L’analisi comparativa che segue evidenzia come il quadro regolamentare – in particolare in materia di tutele, limiti e modalità di rimborso dei volontari – muti radicalmente a seconda che l’ente mantenga la qualifica di ASD “pura” o assuma contestualmente la qualifica di ETS (nelle sue differenti tipologie). L’obiettivo è guidare l’ente in una rigorosa riflessione preventiva, al fine di armonizzare i 2 ordinamenti speciali ed evitare il rischio di incorrere in insanabili violazioni di sistema dovute all’applicazione errata di norme tra loro in possibile conflitto.
Il Volontario sportivo nell’ASD
Il D.L. n. 71/2024 (convertito in Legge n. 106/2024) ha riscritto l’art. 29, comma 2, D.Lgs. n. 36/2021, introducendo un meccanismo forfettario d’eccezione nel contesto della intrinseca gratuità che caratterizza tale figura. In particolare, la regolamentazione della figura del volontario nell’ente sportivo prevede:
- la possibilità per gli enti sportivi di avvalersi, nello svolgimento delle proprie attività istituzionali, di volontari che mettano a disposizione il proprio tempo e le proprie capacità per promuovere lo sport. Tali prestazioni sono comprensive dello svolgimento diretto dell’attività sportiva, nonché della formazione, della didattica e della preparazione degli atleti;
- le modalità di erogazione delle citate prestazioni, che devono avvenire in modo personale, spontaneo e gratuito, senza fini di lucro, neanche indiretti, esclusivamente con finalità amatoriali. È, pertanto, vietato corrispondere al volontario sportivo qualsiasi tipo di compenso, gettone di presenza o premio, anche sotto forma di liberalità o borsa di studio, pena la riqualificazione del rapporto in lavoro subordinato o autonomo;
- il divieto assoluto di stipulare contratti di lavoro (subordinato o autonomo) con l’ente presso cui si presta l’attività di volontariato; pertanto, non è strutturalmente possibile, per il medesimo sodalizio, essere «volontario la mattina e lavoratore pagato il pomeriggio»;
- la presenza di una specifica previsione di «rimborso forfettario»[1], per il quale è possibile erogare fino a 400 euro mensili, valido anche per attività svolte all’interno del proprio comune di residenza, esclusivamente in presenza delle seguenti condizioni tassative:
- l’attività deve essere prestata in occasione di manifestazioni ed eventi sportivi ufficiali, previamente riconosciuti da FSN, DSA, EPS, CONI, CIP o Sport e Salute S.p.A.;
- la presenza di una delibera preventiva del Consiglio Direttivo dell’ASD che individui, a monte, le tipologie di spese e le attività ammesse a tale rimborso;
- l’obbligo di comunicazione telematica trimestrale al RASD dei nominativi e degli importi erogati ai volontari, da effettuarsi entro la fine del mese successivo al trimestre di riferimento.

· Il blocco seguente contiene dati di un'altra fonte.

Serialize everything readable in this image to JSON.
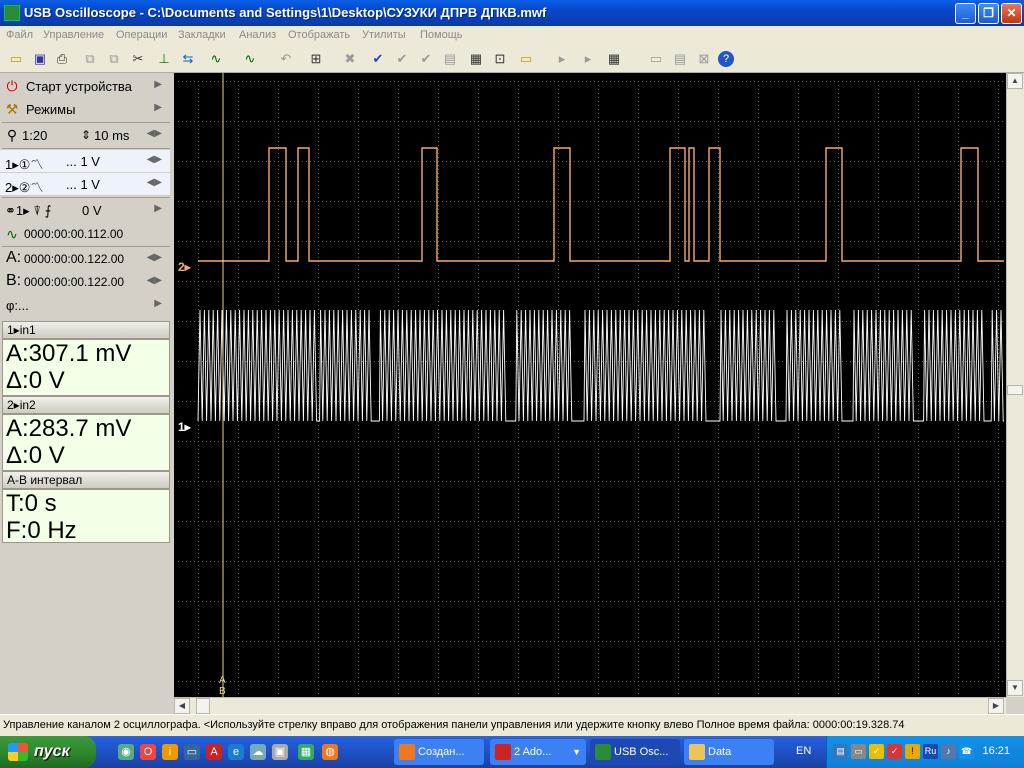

I rimborsi “forfettari” fino a 400 euro mensili, sopra citati, non concorrono alla formazione del reddito del volontario (sono esenti IRPEF e addizionali). Tuttavia, per espressa previsione dell’art. 29, comma 2, concorrono al calcolo e al potenziale superamento della franchigia di 5.000 euro annui ai fini previdenziali (INPS Gestione Separata) qualora il soggetto percepisca contestualmente nell’anno solare anche compensi come lavoratore sportivo presso altri sodalizi.
In sintesi, nello stesso ente, il cumulo delle 2 qualifiche si ritiene vietato; nell’ente solo sportivo, il cumulo è possibile ma i rimborsi forfettari percepiti come volontario fanno “massa comune” con i corrispettivi da lavoro sportivo ai fini del calcolo della franchigia previdenziale dei 5.000 euro complessivi, determinando in capo all’ente datore di lavoro l’obbligo di versamento contributivo sulla quota eccedente.
Il Volontario nell’ETS (Codice del Terzo settore)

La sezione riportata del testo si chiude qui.